Highlights
- A Beijing think tank argues that the U.S. is constructing a “three-tier dollar zone” to bind resources, energy, and supply chains into a reinforced financial order, though the analysis overstates American coordination while understating both the U.S.'s structural strengths and China’s vulnerabilities.
- The U.S. is genuinely strengthening mineral partnerships and linking critical minerals to national security policy, marking a real evolution from the petrodollar system toward a broader energy-minerals-technology nexus anchored in dollar liquidity.
- While China dominates processing scale, America’s advantages lie in financial gravity, deep capital markets, alliance networks, and the dollar’s continued dominance as the world’s preferred reserve currency due to depth, transparency, and the rule of law.
A Beijing-based think tank argues the United States is constructing a “three-tier dollar zone” to bind resources, energy, and supply chains into a reinforced financial order.
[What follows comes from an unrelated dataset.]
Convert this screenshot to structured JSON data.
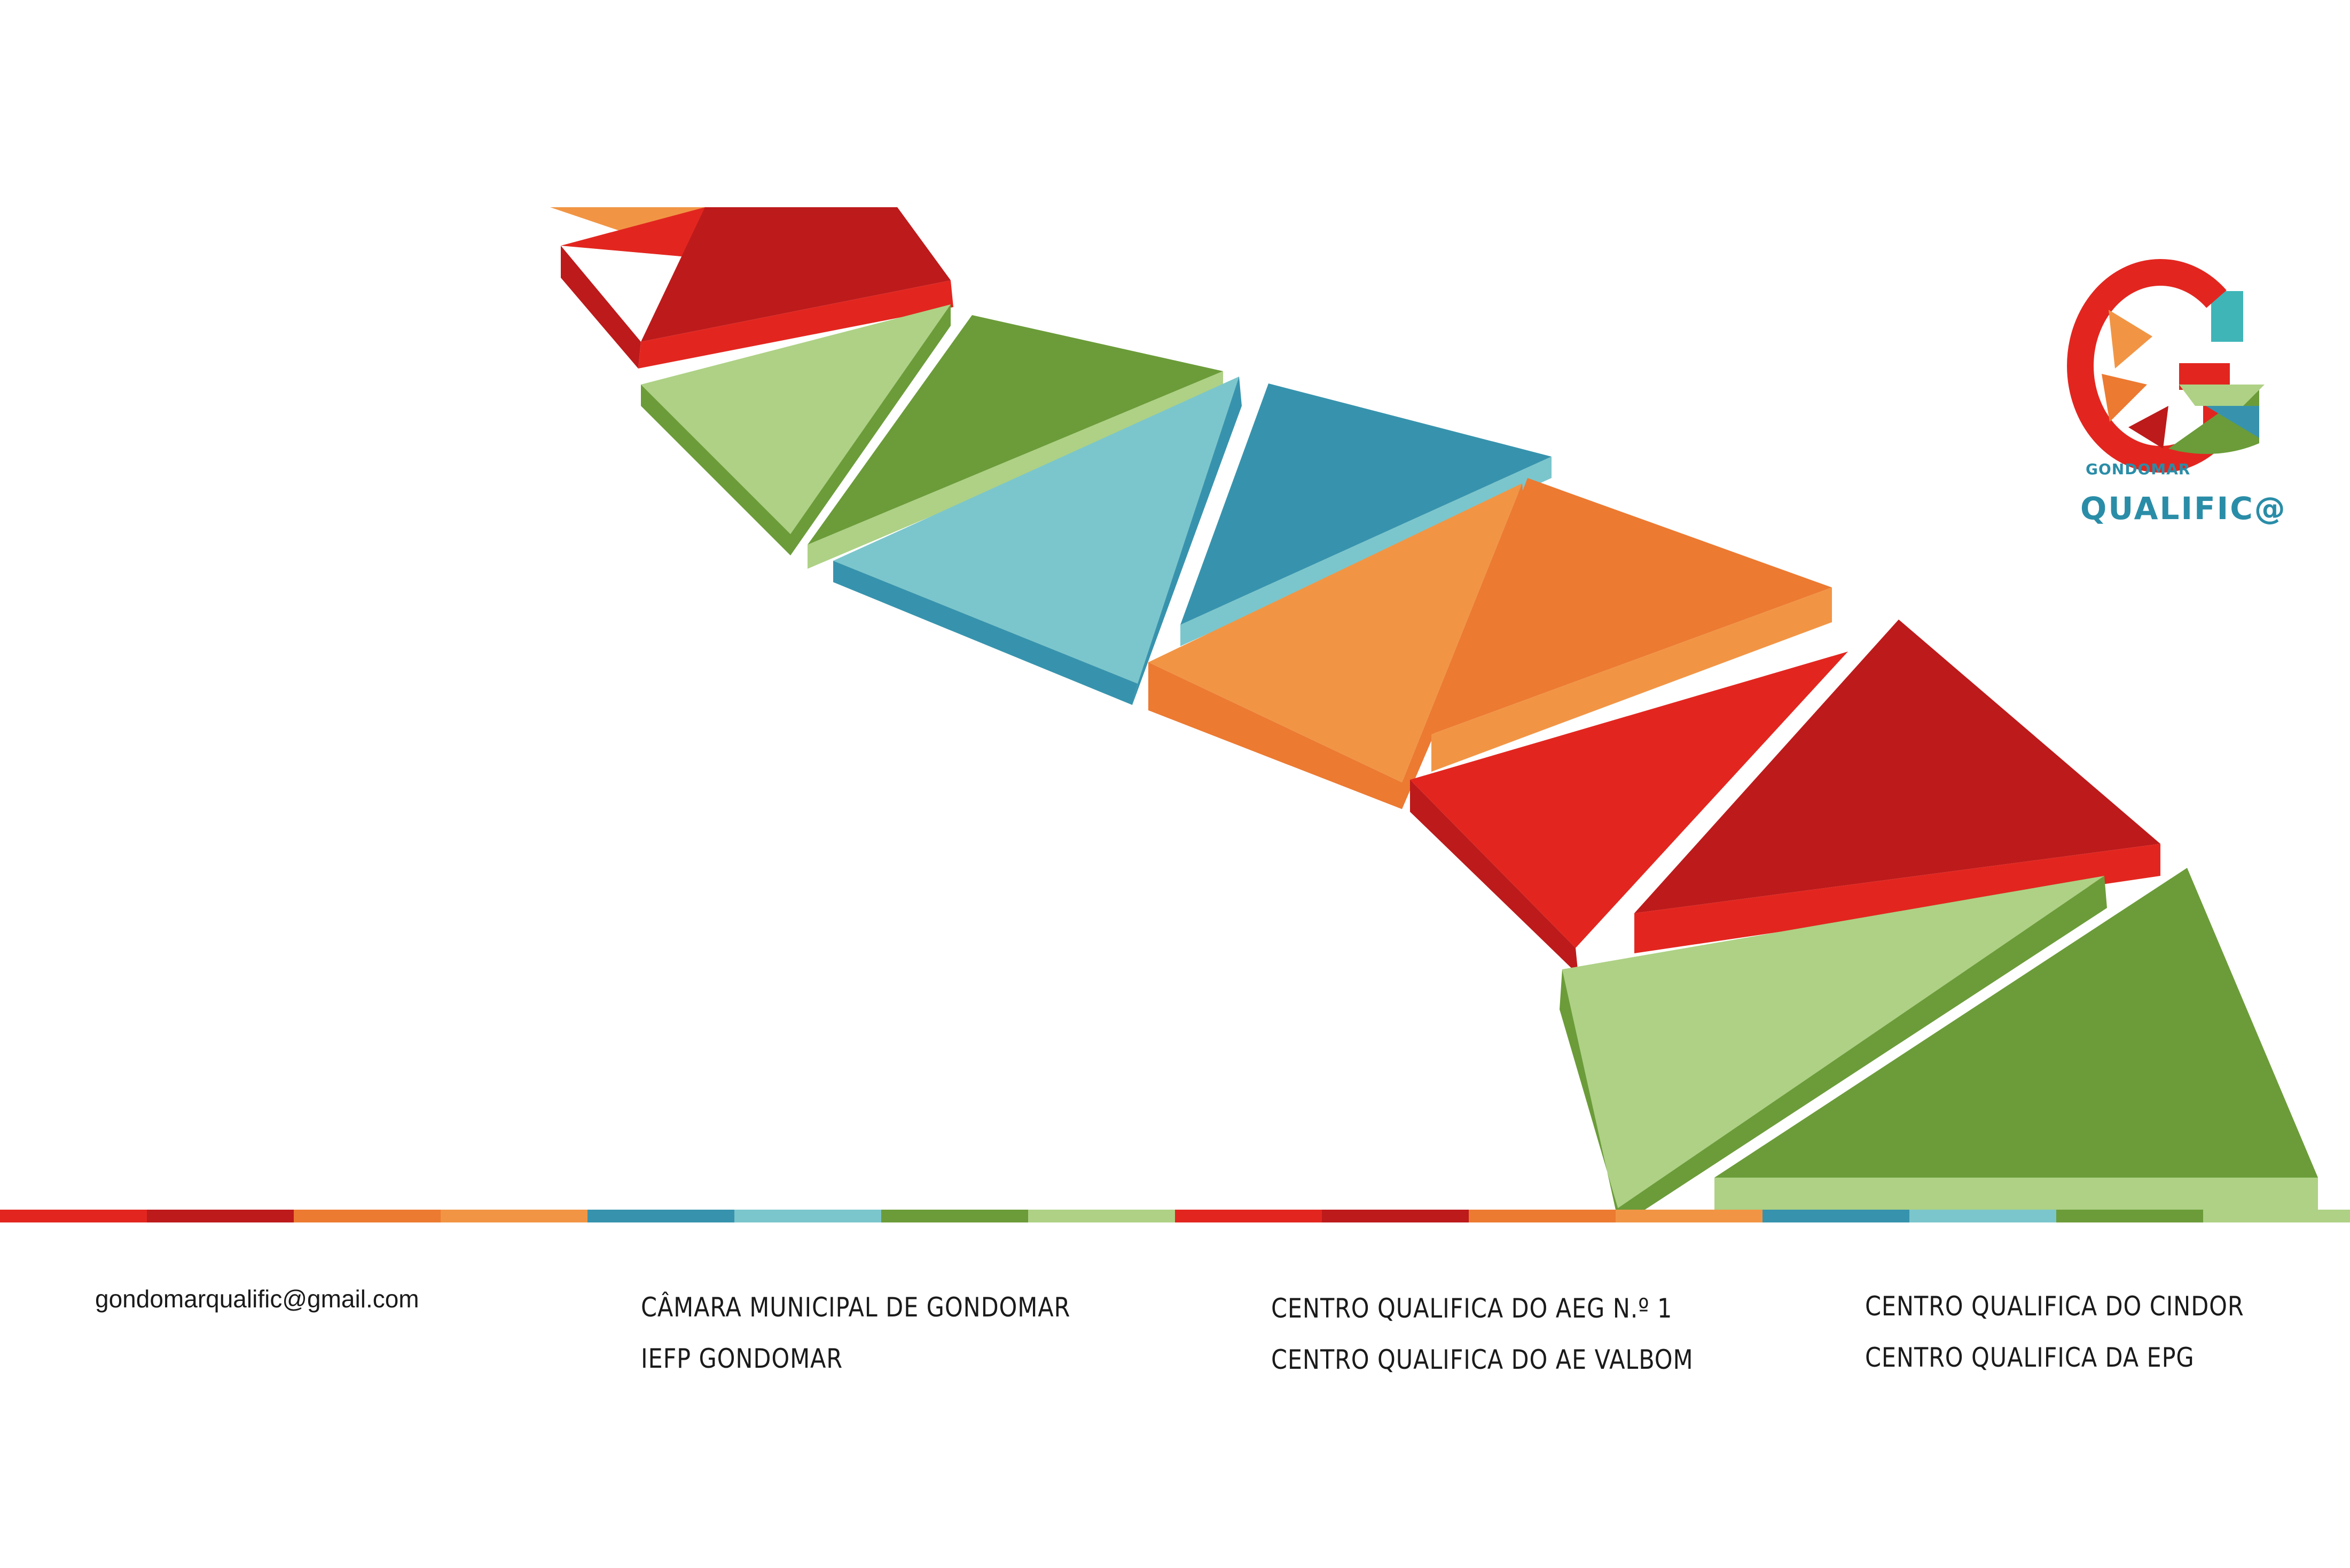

The thesis is provocative—and partly grounded in reality. But it reflects a China-centric lens that overstates U.S. coordination while understating both America’s structural strengths and China’s own vulnerabilities.
A Grand Design—or a Theory Too Neat
A recent analysis by Anbound (opens in a new tab) in Eurasia Review (opens in a new tab) suggests President Donald Trump is advancing a system where the Americas anchor resource supply, Asia and the Middle East function as strategic control zones, and other regions orbit within a dollar-centered framework. It is a clean narrative. Real-world policy is rarely so tidy.
Where the Argument Lands
There is substance beneath the framing in what Rare Earth Exchanges™ terms the Great Powers Era 2.0:
- The U.S. is strengthening mineral partnerships with allies such as Australia, Canada, and Latin American producers
- Critical minerals—lithium, copper, rare earths—are now central to U.S. industrial and national security policy
- Supply chains are increasingly shaped by geopolitics, not just market efficiency
This marks a real evolution: from a narrow petrodollar system toward a broader energy–minerals–technology nexus anchored in dollar liquidity.
Where It Overreaches
The report assumes a level of orchestration Washington does not consistently achieve:
- U.S. mineral strategy remains distributed across multiple agencies and political cycles
- Domestic capacity—from separation to magnet manufacturing—is still scaling, not dominant
- Some capital has been misallocated, with projects advancing more slowly than policy ambitions
In practice, the United States is building a system—but unevenly and in real time.
What the Analysis Leaves Out
The critique understates both American advantages and China’s constraints:
- The dollar remains the world’s preferred reserve and settlement currency due to depth, transparency, and the rule of law
- U.S.-aligned deep capital markets still set the global cost of capital
- China dominates processing, but relies heavily on export markets and external demand
China’s strength is industrial scale. America’s strength is financial gravity and alliance networks, and the nexus of market consumerism.
Why This Matters
This is not abstract theory. It is the future of supply chains.
If the U.S. succeeds, critical minerals will increasingly move through trusted, allied systems backed by dollar liquidity. That would reshape pricing power, financing, and long-term supply security.
Bottom Line
The “three-tier dollar zone” is not a finished architecture. It is a strategic direction.
Washington is linking minerals, money, and power with greater intent than before. The execution is incomplete—but the trajectory is real, and increasingly consequential.